Lapidus discovered that if he curved the space with serpentine walls, people would meander to the far side: The waves pulled them like an undertow. If he lit the back more than the front, a “moth” effect would kick in. Along the way, he broke up any surface that was flat and boring, especially the ceiling, where light glowed from invisible sources. His spatial maneuvers became a personal signature as well as an emblem of the times. More important, he emerged as a behaviorist: There was psychology to space.

All architects who do interiors ache to design freestanding buildings, and in the early fifties, Lapidus got his big break with the Fontainebleau commission. Though he had been trained at Columbia before modernism, his years in store design had made him an autodidact, and when he approached the huge hotel project, he knew things very few other architects did about handling space.
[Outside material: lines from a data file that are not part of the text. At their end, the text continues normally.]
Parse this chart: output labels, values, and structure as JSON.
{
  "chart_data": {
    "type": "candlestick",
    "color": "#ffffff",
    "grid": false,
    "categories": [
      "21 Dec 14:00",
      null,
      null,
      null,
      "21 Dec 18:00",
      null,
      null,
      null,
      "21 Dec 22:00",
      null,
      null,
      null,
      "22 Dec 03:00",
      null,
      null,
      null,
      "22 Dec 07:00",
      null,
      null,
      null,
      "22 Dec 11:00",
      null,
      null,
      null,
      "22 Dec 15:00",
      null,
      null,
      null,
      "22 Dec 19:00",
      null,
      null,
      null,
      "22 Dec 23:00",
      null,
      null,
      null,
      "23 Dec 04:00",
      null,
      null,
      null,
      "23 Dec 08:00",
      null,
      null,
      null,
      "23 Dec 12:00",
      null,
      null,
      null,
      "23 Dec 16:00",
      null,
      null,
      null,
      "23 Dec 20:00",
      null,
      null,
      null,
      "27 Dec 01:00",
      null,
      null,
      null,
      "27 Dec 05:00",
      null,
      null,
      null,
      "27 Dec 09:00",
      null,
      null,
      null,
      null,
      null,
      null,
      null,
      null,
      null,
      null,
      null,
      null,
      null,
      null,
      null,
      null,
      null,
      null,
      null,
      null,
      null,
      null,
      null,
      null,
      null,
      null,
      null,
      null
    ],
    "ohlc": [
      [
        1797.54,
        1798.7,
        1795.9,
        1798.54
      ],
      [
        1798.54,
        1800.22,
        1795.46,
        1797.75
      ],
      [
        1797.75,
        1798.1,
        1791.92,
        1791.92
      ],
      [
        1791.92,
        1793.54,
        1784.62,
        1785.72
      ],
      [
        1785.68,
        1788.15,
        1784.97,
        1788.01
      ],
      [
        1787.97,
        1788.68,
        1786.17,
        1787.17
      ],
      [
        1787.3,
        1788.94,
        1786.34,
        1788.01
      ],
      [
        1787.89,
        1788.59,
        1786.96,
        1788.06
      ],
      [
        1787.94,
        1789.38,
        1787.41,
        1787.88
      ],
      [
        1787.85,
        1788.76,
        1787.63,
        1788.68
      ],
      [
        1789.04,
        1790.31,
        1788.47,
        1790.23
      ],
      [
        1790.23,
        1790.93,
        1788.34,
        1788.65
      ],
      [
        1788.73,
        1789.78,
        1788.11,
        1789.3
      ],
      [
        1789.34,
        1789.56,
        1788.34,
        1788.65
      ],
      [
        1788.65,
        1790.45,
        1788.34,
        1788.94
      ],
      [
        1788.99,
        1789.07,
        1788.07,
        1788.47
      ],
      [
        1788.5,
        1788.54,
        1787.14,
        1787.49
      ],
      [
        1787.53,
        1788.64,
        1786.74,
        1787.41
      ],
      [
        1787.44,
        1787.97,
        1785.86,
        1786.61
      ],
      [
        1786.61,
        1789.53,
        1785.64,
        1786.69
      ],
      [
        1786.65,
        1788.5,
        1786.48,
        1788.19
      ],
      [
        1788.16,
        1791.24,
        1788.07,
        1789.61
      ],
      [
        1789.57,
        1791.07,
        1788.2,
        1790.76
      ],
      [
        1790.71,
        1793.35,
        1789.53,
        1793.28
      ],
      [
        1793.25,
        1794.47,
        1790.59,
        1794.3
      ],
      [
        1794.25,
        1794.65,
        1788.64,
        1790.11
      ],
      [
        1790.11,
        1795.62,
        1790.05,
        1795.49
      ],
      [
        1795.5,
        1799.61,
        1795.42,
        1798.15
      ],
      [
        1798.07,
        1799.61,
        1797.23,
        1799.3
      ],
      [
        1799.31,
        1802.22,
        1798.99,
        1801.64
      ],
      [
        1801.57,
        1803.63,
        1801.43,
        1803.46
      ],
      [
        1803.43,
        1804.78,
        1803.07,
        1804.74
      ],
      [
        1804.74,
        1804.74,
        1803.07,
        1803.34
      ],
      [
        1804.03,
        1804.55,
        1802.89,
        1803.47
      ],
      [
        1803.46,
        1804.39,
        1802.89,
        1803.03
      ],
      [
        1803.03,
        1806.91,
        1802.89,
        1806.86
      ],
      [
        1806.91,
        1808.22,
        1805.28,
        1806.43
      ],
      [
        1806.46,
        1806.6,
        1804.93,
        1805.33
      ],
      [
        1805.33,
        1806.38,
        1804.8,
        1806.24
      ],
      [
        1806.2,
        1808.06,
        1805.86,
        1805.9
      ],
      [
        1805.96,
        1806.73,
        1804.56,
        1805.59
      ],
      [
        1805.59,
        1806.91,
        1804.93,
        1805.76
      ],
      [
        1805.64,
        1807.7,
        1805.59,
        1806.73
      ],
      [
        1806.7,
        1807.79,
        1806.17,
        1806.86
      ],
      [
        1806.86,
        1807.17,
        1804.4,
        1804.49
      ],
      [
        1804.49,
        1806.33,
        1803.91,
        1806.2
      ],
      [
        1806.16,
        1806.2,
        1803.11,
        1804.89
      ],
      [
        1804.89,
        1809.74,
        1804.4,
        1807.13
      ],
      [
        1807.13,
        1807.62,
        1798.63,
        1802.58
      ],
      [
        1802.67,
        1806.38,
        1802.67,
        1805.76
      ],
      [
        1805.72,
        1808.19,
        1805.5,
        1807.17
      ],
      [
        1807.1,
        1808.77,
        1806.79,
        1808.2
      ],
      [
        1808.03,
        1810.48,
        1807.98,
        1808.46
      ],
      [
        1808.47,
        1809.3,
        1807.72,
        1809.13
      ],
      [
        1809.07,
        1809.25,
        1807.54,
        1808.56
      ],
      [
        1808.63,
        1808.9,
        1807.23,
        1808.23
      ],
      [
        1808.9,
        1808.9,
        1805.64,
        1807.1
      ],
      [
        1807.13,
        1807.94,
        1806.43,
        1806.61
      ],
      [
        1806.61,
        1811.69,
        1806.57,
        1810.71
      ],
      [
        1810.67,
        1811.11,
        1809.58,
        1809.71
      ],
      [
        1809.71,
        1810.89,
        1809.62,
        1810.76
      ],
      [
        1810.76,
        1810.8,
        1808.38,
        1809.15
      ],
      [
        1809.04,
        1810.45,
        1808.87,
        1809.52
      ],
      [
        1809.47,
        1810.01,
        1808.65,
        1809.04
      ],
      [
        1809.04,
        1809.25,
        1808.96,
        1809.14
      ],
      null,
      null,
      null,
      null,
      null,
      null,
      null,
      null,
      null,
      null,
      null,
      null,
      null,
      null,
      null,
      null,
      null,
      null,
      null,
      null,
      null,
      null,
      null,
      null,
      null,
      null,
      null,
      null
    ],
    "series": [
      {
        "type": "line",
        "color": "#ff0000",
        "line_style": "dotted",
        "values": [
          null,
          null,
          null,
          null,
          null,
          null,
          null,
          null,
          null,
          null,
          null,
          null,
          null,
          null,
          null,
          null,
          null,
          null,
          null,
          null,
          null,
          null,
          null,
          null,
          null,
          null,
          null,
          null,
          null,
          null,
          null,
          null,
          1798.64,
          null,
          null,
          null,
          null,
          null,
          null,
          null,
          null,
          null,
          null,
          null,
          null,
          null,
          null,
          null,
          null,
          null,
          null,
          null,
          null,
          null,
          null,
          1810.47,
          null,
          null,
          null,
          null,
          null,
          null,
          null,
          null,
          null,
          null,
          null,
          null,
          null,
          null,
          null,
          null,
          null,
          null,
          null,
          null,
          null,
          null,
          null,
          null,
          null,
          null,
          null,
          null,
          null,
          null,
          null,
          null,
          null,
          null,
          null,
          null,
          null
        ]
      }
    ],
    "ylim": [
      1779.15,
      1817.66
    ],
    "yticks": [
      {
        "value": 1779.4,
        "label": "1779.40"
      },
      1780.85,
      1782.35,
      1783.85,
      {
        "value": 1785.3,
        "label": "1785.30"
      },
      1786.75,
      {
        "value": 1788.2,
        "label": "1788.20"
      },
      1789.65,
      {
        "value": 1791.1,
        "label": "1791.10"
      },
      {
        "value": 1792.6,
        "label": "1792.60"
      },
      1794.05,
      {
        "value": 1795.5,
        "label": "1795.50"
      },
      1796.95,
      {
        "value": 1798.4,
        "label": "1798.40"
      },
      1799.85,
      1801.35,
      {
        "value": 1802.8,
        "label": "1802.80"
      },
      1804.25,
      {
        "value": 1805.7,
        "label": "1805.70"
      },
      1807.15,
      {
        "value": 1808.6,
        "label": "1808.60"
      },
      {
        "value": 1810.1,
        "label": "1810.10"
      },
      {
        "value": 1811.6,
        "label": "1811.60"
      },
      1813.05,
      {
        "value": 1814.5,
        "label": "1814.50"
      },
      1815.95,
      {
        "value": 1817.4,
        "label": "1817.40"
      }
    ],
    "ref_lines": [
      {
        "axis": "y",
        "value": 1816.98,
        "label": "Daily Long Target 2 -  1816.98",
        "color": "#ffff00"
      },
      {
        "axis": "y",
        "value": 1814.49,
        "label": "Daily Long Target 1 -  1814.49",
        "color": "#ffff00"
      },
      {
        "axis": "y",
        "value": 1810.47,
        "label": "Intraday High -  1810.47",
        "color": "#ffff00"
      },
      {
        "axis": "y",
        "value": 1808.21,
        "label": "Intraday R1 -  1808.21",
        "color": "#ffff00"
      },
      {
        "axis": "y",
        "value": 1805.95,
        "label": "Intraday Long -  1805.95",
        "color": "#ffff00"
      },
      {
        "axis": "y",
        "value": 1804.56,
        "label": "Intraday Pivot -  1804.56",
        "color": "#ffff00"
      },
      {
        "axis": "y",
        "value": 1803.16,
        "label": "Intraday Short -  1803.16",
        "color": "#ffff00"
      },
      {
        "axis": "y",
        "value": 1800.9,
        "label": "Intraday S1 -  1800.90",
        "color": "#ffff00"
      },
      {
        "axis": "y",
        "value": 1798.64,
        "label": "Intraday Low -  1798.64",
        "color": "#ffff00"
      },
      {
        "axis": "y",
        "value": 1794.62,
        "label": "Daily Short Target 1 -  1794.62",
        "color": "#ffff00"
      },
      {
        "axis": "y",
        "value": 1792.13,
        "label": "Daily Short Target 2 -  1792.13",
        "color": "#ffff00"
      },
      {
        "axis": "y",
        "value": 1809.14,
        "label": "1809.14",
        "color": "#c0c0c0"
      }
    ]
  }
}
Lapidus simply applied the same principles he had used in the stores, and created a confident plan of great sweep and formal invention.

“I let my emotions, my design ability, my artistry, my everything, go,” he remembered. “The plan resembles nothing from the past. There’s hardly a straight line in it – it just moves, with one curve going one way, and another in the opposite direction. There’s no end.” At Eden Roc, there were four level changes in the lobby area. A perceptual psychologist would say that shifting the point of view prompts people to move: Arthur Murray would say Lapidus twirled guests like a dancer into other dimensions.

In New York he applied the lessons he’d learned in Florida to pieces of the city’s grid: This time, the New York box was much larger, and he proceeded to break it with the bendy forms from Florida. The Americana V was a stupendous declaration of architectural independence within the grid much like Wright’s Guggenheim. But movement alone was not the point: The pragmatist could pack more rooms into the V, and the shape itself provided wind bracing that would have been much more expensive to build internally.

The trouble in New York, as in Miami, was the decoration, some of which went over the top: “He was praised for it in his stores and damned for it in his buildings,” says his son. “It was the mystery of his life. He was getting beat up and didn’t know why. The decoration masked some amazing architecture.”

The staircase at the end of the Summit lobby, the mural in back, the clear Lucite chairs all fooled people into thinking the tiny lobby was generous. Lapidus was creating spatial illusions. Blinkered critics didn’t understand this architecture in a broader cultural context. You had to see the lozenge shapes in the drum at the base of the Americana in the context of the tail fins parked out front: This was a motor hotel in the city. Lacerated in the press, Lapidus eventually incinerated his drawings. His lessons were lost to a field that capitulated to the Prussian rigors of the Bauhaus.

In the past several years, Lapidus enjoyed a second act when he came out of retirement with the help of an able architectural associate, Deborah Desilets. She proved to be the editor he needed, and a handful of projects – particularly a storefront restaurant in Miami – had a clarity that revealed the underlying principles. With her encouragement, the nonagenarian re-created lost sketches of his hotels that proved the theories. At the end of his life, he said, “I do still believe in ornament and strong color, and I still hate boxes.”

It is now fashionable to say that Lapidus was a postmodernist avant la lettre and that he democratized the luxury hotel with his populist touch. This is true, to a certain extent. But the plans, with all their movement, show that he expanded architecture’s spatial and emotional range. There was always delight in the sense of unfolding discovery. Despite the chorus of jeers, Morris Lapidus was a serious architect: He understood space.